QUANTIFYING TASK COMPLEXITY THROUGH GENER-ALIZED INFORMATION MEASURES

Abstract

How can we measure the "complexity" of a learning task so that we can compare one task to another? From classical information theory, we know that entropy is a useful measure of the complexity of a random variable and provides a lower bound on the minimum expected number of bits needed for transmitting its state. In this paper, we propose to measure the complexity of a learning task by the minimum expected number of questions that need to be answered to solve the task. For example, the minimum expected number of patches that need to be observed to classify FashionMNIST images. We prove several properties of the proposed complexity measure, including connections with classical entropy and sub-additivity for multiple tasks. As the computation of the minimum expected number of questions is generally intractable, we propose a greedy procedure called "information pursuit" (IP), which selects one question at a time depending on previous questions and their answers. This requires learning a probabilistic generative model relating data and questions to the task, for which we employ variational autoencoders and normalizing flows.
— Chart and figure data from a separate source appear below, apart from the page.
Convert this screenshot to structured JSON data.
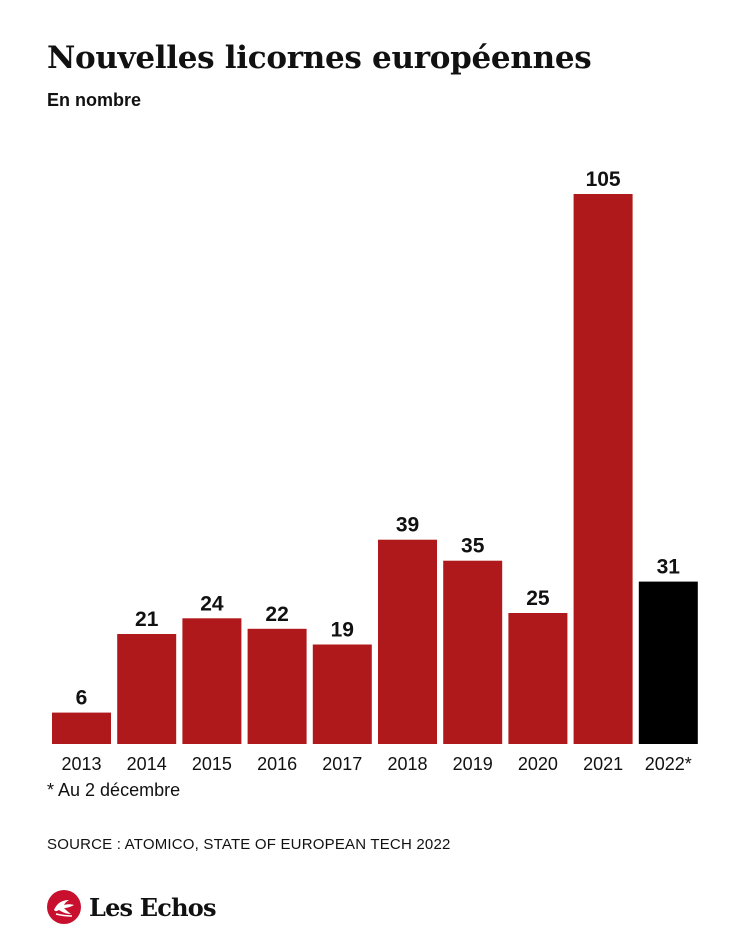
{
  "header": {
    "title": "Nouvelles licornes européennes",
    "subtitle": "En nombre"
  },
  "chart_data": {
    "type": "bar",
    "title": "Nouvelles licornes européennes",
    "subtitle": "En nombre",
    "categories": [
      "2013",
      "2014",
      "2015",
      "2016",
      "2017",
      "2018",
      "2019",
      "2020",
      "2021",
      "2022*"
    ],
    "values": [
      6,
      21,
      24,
      22,
      19,
      39,
      35,
      25,
      105,
      31
    ],
    "value_labels": [
      "6",
      "21",
      "24",
      "22",
      "19",
      "39",
      "35",
      "25",
      "105",
      "31"
    ],
    "colors": [
      "#b0191c",
      "#b0191c",
      "#b0191c",
      "#b0191c",
      "#b0191c",
      "#b0191c",
      "#b0191c",
      "#b0191c",
      "#b0191c",
      "#000000"
    ],
    "xlabel": "",
    "ylabel": "",
    "ylim": [
      0,
      105
    ],
    "grid": false,
    "legend": "none"
  },
  "footer": {
    "footnote": "* Au 2 décembre",
    "source": "SOURCE : ATOMICO, STATE OF EUROPEAN TECH 2022",
    "brand": "Les Echos",
    "brand_color": "#c8102e",
    "brand_icon": "les-echos-logo-icon"
  }
}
We illustrate the usefulness of the proposed measure on various binary image classification tasks using image patches as the query set. Our results indicate that the complexity of a classification task increases as signal-to-noise ratio decreases, and that classification of the KMNIST dataset is more complex than classification of the FashionMNIST dataset. As a byproduct of choosing patches as queries, our approach also provides a principled way of determining which pixels in an image are most informative for a task.

1. INTRODUCTION

Deep networks have shown remarkable progress in both simple and complex machine learning tasks. But how does one measure the "complexity" of a learning task? Is it possible to ascertain in a principled manner which tasks are "harder" to solve than others? How "close" is one task to another? Answers to these questions would have implications in many fields of machine learning such as transfer learning, multi-task learning, un/semi/self-supervised learning, and domain adaptation. In classical information theory, the entropy of a random variable X is a useful measure of complexity for tasks such as compression and transmission, which essentially require reconstructing X. However, the entropy of X is insufficient for measuring the complexity of a supervised learning task T X,Y , where the goal is to predict an output Y from an input X, i.e., to estimate the conditional p Y |X (y | x) from a finite set of samples from p XY (x, y), which we refer to as solving the learning task. Complexity measures provided by statistical learning theory like VC-dimension or covering numbers are also inadequate for this purpose because they ignore the dependence between X and Y for the particular task at hand. Information-theoretic measures such as mutual information, information bottleneck (Tishby et al., 2000) and its variants (Strouse & Schwab, 2017) have been used to study the trade-off between model complexity and accuracy, but have not been developed to focus on assessing task complexity and can provide unsatisfactory results when comparing different tasks (see Section 5 for details). Measures based on Kolmogorov complexity (Li, 2006; Vereshchagin & Vitányi, 2004 ) could in principle be used to compare different tasks, but they are dataset permutation sensitive and not easily computable. The work of (Achille et al., 2019a) proposes to quantify task complexity by measuring the information stored on the network weights, but the approach depends on the specific neural network architecture used for training. The work of (Tran et al., 2019) does not require or assume trained models, but makes strict assumptions that limit its broad applicability.